Maintaining a blog since 2007, Aurora has written extensively about coding and the experiences of women in open source. This has included descriptions of DEF CON and the harassment that took place there. In 2013, Aurora provided a comment to The Verge about the Electronic Frontier Foundation's involvement in the legal defense of Andrew Auernheimer, who was in prison for hacking and had previously harassed Kathy Sierra. Aurora said "This is another case where they're saying, 'The cases we care about are the ones white men are interested in. We’re less interested in protecting women on the web.'" This comment was received negatively by the EFF's Director of International Freedom of Expression, Jillian York.

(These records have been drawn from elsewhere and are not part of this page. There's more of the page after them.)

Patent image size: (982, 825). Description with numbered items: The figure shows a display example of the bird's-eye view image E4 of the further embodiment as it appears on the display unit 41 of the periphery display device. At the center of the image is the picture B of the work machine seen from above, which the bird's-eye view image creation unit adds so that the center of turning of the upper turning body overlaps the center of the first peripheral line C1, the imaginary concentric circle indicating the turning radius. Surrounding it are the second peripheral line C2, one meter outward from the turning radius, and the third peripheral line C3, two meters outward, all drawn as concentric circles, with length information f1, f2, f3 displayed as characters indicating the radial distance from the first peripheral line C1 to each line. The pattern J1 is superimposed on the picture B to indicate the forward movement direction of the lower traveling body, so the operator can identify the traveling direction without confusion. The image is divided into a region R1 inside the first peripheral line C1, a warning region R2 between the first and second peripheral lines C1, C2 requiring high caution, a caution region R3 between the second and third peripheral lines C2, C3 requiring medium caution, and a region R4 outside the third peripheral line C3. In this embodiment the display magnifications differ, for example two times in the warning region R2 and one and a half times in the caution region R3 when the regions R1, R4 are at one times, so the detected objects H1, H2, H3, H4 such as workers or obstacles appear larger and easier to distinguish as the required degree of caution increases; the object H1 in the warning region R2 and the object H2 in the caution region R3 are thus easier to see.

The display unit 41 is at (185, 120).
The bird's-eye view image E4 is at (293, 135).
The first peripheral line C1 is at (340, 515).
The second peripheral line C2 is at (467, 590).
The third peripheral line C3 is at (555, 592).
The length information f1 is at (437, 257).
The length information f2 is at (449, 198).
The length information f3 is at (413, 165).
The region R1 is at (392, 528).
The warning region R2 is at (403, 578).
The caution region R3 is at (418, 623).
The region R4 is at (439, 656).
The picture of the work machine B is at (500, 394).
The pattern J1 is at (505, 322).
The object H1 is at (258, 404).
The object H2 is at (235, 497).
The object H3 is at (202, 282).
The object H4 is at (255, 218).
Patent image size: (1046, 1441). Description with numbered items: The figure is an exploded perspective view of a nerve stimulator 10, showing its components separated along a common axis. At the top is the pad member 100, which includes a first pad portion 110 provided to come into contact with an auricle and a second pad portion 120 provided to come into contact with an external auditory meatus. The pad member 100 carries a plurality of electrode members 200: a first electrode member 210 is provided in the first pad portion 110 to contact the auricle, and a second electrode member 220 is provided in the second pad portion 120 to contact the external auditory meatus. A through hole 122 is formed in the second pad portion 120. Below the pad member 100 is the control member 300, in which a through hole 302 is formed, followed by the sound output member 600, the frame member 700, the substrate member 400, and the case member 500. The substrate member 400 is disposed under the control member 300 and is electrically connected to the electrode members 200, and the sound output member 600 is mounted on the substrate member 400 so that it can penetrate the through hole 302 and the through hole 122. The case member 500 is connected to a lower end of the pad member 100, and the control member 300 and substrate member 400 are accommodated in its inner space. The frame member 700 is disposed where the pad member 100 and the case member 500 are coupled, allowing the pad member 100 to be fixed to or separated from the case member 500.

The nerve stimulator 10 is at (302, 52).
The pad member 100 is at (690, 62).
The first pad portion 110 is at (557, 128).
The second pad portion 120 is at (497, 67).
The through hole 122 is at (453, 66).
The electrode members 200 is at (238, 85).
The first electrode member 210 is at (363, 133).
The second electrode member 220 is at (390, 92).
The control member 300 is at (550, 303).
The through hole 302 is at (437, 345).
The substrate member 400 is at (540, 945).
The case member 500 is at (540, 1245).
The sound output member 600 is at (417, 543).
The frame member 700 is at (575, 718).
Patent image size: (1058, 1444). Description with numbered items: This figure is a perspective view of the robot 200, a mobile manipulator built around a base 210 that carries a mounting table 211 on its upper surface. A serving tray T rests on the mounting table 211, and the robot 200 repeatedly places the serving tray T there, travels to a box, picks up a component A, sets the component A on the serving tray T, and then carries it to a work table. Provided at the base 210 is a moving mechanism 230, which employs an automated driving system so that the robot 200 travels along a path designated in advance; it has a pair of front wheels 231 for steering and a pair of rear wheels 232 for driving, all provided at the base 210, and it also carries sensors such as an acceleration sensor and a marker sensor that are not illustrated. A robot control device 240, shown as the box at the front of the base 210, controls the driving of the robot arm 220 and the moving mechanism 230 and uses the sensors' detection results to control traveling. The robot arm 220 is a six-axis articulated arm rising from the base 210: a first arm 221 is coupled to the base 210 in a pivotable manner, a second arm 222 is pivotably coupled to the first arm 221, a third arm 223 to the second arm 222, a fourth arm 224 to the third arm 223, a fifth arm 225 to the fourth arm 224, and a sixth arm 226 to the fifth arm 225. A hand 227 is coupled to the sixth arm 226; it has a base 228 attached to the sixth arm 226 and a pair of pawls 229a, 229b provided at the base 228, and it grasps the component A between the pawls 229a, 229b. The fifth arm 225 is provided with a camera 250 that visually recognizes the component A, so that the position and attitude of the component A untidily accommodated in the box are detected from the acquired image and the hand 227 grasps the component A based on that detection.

Another 2013 controversy that received commentary from Aurora was Donglegate in which a female attendee at a nearly all-male PyCon attendee faced backlash for reporting a conversation overheard between two men sitting near her. Aurora condemned the threats sent to the woman and stated that Anonymous, by using large numbers of computers, was "distorting social pressure". When asked if firing one of the males was an appropriate response, she said "I don't have enough information to know that." Two years later, Aurora praised the gender ratio at PyCon and called Guido van Rossum and the Python community "the biggest success story for women in open source." In the same interview, she approved of the culture of the website Tumblr and stated that Linus Torvalds' daughter Patricia was a positive role-model.